Поэтому и сдержал себя Бранн Мак-Сильвест, приемный сын Коранна Луатлава. Не посрамил памяти отца прежнего и имени отца нынешнего.
Знал Ард-Ри, чего это мне стоило, и, чтобы занять меня делом, да подальше от кровника, послал с небольшой свитой к Ронану Светлому. Великая честь молодому воину, не отмеченному пока славными деяниями — быть Устами Ард-Ри, послом к владыке могучему. Долгую ночь провели мы с моим приемным отцом наедине — совет держали. А наутро покинул я Ардкерр, увозя к Нехту два послания, два слова. Явное и тайное.
Что за явное слово — нетрудно сказать: давно, давно уже обещал Ронан повелителю и другу своему трижды по девять чистокровных скакунов для колесниц воинов королевских. Вот и пришла пора.
Рад Светлый Господин повелителю своему угодить. Дорогими дарами посланников наделил, на пиру богатом возле себя усадил. А кони ждут давно, не кони — заглядение. Статные, горячие, неутомимые. Каждого хозяин отбирал лично, придирчиво, чтобы ни малейшего изъяна, ни шерстинки не в масть.
С тайным же словом — много труднее. Тайное слово звучит: «Черный орел над вершинами гор крылья простер. Пора табуны в поля выводить, как встанет трава. Грянет скоро пир хмельной, так чаши готовь».
Через три дня, оставив свиту и табун, сам-друг, умчался я обратно, везя Луатлаву краткий ответ.
«Не подведу».
Мчался, что было сил, время обгоняя. На скаку — ел, на скаку — спал, из коней пот пополам с кровью выжимая, в усадьбах данников правителя на новых менял. Будто чувствовал — беда, будто стоял кто-то за плечом и шептал — скорее!
Не успел.
Два отца было у меня. Остался один.
Я презирал себя. Я себя ненавидел.
Когда призывал на свою голову гнев Четырех, давая страшную клятву мести, когда стоял над свеженасыпанным курганом Гуайре, стискивая в кулаке обрывок пледа с родовыми цветами клана Аррайд, когда кричал во сне, когда разбивал кулаки в кровь о стены своей комнаты.
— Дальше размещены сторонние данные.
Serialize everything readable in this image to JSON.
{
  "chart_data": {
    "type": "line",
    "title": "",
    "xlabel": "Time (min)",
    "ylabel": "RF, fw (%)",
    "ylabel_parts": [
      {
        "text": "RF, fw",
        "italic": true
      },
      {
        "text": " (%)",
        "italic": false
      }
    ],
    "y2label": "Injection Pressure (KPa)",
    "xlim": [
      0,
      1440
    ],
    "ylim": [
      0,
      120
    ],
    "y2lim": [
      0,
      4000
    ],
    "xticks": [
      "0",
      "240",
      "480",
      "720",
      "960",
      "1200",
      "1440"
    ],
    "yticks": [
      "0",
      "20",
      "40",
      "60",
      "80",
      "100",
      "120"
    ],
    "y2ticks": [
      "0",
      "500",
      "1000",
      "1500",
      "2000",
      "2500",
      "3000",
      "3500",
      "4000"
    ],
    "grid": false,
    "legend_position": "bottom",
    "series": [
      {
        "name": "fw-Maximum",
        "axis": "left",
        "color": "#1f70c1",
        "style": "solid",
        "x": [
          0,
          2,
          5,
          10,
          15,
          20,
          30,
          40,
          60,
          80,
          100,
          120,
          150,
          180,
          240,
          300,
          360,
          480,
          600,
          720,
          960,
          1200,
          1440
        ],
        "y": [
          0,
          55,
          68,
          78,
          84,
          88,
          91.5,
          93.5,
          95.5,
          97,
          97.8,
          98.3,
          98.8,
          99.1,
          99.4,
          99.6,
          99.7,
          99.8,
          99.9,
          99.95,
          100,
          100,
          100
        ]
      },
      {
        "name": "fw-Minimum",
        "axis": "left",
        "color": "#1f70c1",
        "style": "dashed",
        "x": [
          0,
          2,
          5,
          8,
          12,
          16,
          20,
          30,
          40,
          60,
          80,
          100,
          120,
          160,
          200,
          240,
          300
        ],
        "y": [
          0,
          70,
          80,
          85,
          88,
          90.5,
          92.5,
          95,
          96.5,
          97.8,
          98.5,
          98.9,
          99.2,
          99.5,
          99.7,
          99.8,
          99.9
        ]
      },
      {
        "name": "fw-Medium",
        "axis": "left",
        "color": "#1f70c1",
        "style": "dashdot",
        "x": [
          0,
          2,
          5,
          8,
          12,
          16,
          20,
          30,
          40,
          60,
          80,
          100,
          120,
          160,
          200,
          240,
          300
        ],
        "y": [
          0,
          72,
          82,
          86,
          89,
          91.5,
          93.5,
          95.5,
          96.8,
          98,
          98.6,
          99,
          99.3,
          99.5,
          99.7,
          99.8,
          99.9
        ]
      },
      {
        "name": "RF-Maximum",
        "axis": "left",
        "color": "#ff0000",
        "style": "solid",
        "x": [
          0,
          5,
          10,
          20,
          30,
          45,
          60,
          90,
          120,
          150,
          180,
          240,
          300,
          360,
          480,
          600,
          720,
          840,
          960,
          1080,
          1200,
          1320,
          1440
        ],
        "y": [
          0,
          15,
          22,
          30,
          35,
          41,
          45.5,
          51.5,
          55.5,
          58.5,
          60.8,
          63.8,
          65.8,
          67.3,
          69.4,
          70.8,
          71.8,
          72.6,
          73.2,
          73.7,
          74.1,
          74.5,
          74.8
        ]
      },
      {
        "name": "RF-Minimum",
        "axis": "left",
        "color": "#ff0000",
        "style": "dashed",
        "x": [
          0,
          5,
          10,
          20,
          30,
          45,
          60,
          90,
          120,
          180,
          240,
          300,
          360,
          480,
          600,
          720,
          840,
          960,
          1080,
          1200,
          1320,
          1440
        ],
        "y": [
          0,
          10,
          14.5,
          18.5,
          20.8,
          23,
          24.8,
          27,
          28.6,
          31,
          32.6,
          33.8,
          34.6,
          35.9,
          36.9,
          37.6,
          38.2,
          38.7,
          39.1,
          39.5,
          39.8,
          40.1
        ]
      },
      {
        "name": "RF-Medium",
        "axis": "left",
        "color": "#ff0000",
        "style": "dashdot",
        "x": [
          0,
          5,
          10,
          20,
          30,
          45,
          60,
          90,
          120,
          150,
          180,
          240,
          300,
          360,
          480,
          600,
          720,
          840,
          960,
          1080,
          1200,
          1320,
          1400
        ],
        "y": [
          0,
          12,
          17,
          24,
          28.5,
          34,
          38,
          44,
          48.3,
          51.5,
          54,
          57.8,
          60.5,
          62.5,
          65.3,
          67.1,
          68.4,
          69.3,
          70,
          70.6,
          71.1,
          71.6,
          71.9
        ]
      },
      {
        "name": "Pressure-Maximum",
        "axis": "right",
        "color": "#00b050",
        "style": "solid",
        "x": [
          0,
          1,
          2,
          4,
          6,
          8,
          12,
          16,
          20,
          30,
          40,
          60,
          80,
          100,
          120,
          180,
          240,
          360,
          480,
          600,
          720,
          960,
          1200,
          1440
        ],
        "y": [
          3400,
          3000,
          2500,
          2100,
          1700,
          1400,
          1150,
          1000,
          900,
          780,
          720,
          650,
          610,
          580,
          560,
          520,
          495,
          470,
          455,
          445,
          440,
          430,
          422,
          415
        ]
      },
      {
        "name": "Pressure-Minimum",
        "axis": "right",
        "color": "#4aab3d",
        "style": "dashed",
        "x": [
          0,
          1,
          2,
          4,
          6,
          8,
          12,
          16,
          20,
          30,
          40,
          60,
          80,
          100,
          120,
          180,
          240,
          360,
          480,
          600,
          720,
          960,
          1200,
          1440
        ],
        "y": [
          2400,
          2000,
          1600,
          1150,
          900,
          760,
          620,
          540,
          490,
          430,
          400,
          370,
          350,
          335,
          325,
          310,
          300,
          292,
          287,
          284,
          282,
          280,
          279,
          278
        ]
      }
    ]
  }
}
За то, что поздно? Нет. За то, что дал себя уговорить, не вышел на бой с Лоннансклехом? Нет.
За то, что так и не сумел возненавидеть. Не сумел поверить.
«Это неправда!» — шептал я, отвечая на взгляды матери и старшего брата Голла, в которых нет-нет да и скользил легкий укор. «Она не могла!» — снова и снова кричал я в лицо тем, кто, некогда восхищаясь, теперь поливал грязью. «Ее оболгали!» — в очередной раз хрипел я, схваченный за горло взбешенным Ард-Ри, когда была выпита вся брага и сказаны все слова.
И Луатлав, разом постаревший, придавленный потерей двух самых близких людей, смирившийся, но сам до конца не поверивший, однажды не выдержал.
— Иди к Мудрому, — коротко сказал он.
Так же коротко поклонившись, молча, я пошел к выходу. Ард-Ри не остановил меня и ничего больше не сказал. Но на пороге я почему-то обернулся. Сильвест и потомок Сильвеста неотрывно глядел мне в след, а губы его беззвучно шептали: «Да помогут тебе Четыре!..»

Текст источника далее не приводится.